Korean Dictator, All-American Dad: One Actor's 'Very Unique Year'
When Randall Park realized just how big a deal Fresh Off The Boat was going to be, he got cold feet. The stakes were high for the first network sitcom in 20 years to feature an Asian-American family.
But he'd already filmed the pilot, in which he starred as family patriarch Louis Huang, a Taiwanese immigrant and firm believer in the American Dream. (The sitcom, which centers on Louis' son Eddie, begins as Louis uproots his young family from Washington, D.C., to suburban Orlando to open a steakhouse.)
"After we did the pilot, and the show got picked up ... I started wondering about my place in the show," he tells NPR's Arun Rath. "Should I be playing this father, especially as a Korean-American actor?"
Park was feeling the pressure. After all, All-American Girl — network television's last sitcom about an Asian-American family — was canceled after just 19 episodes.
Among other things, that show was criticized for casting non-Korean actors to play the Korean-American family. Their accents were imperfect, and worse, the spoken Korean was " occasionally mangled."
Park remembered those criticisms. He himself is Korean-American. But here he was, playing a Taiwanese immigrant.

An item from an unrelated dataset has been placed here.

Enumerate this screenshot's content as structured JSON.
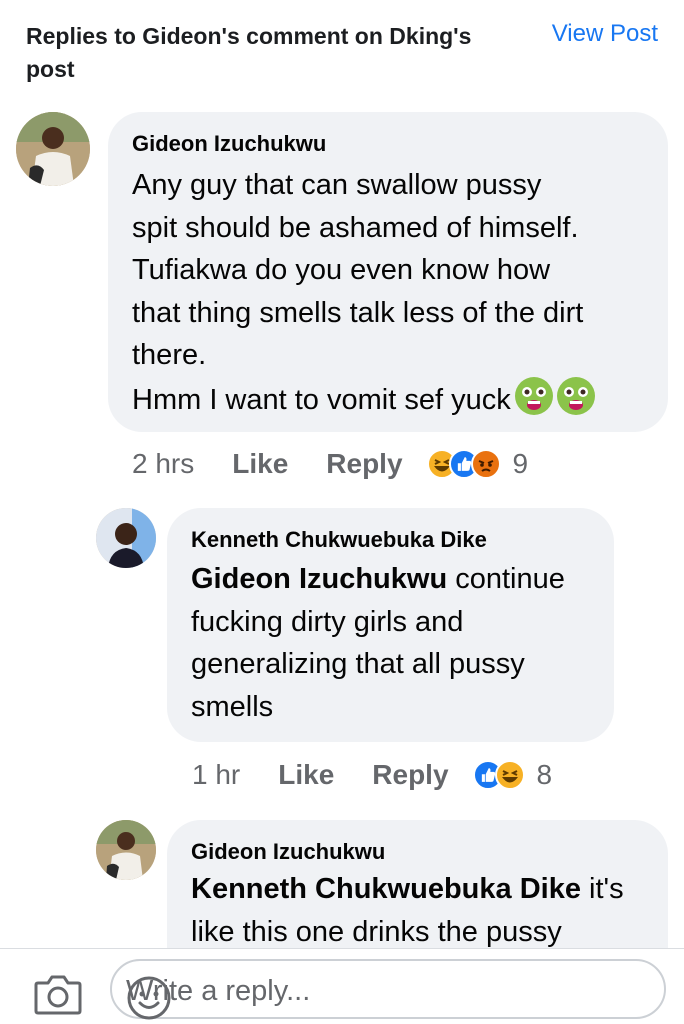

"I really felt like, this is a very important show," he says. "This is historical. I don't think I should be the one to play this father. I felt uncomfortable with it."
So he called up the real Eddie Huang, by then Park's friend and confidante.
"I was like, 'Listen, I gotta talk to you. I don't know if I'm the one to play this part. I'm really feeling like it should be a Taiwanese or Chinese actor playing this part.'
"And he basically said, 'Look, I'll support you in whatever you want to do, but I really think you're the one for this part.' And that really meant so much to me, because, you know, here I'm playing a version of this guy's dad. And to get his approval and his thumbs-up really made me feel like, OK, maybe it's OK."
After that conversation, Park says, he gave it some thought, and ultimately decided to stick it out.
"As long as I come at this with respect and work as hard as I can to make sure this character is as real as I can," he says, "then it would be fine."
And so far at least, that effort — from Park and the rest of the cast and crew — has paid off.
Nearly 8 million people tuned in for the Fresh Off The Boatpilot, and most stuck around for the second episode.
Despite those 8 million viewers, Louis Huang is actually not Randall Park's biggest role of the last year. That would be Kim Jong-Un in the controversial Sony movie The Interview.
Even before the Sony hack and the hullabaloo that ensued, Park had some trepidation about that role, too.
"I read the script. I thought it was fantastic. And I thought it was smart and funny, and it gave me the opportunity to really have fun with the character. But I didn't know how I should feel."
So he asked his parents.
"My parents were born in Korea. They spent a good part of their life in Korea. [I thought] they'd have a better idea of at least what this means in Korea," Park says. "And they just thought it was hilarious. And they were like, 'Do it!' "
We asked him if the range of roles for Asian-American actors has opened up — after all, this year he played both a brutal dictator and a sitcom dad.
I don't know how much of a reflection this is in terms of the landscape for Asian-American actors. I think there's still so much ground to break, still.
Park answers carefully.
"It has been a very unique year for me, and a wild, crazy time creating international incidents and controversy, and creating history with our TV show," Park says. "But I don't know how much of a reflection this is in terms of the landscape for Asian-American actors. I think there's still so much ground to break, still."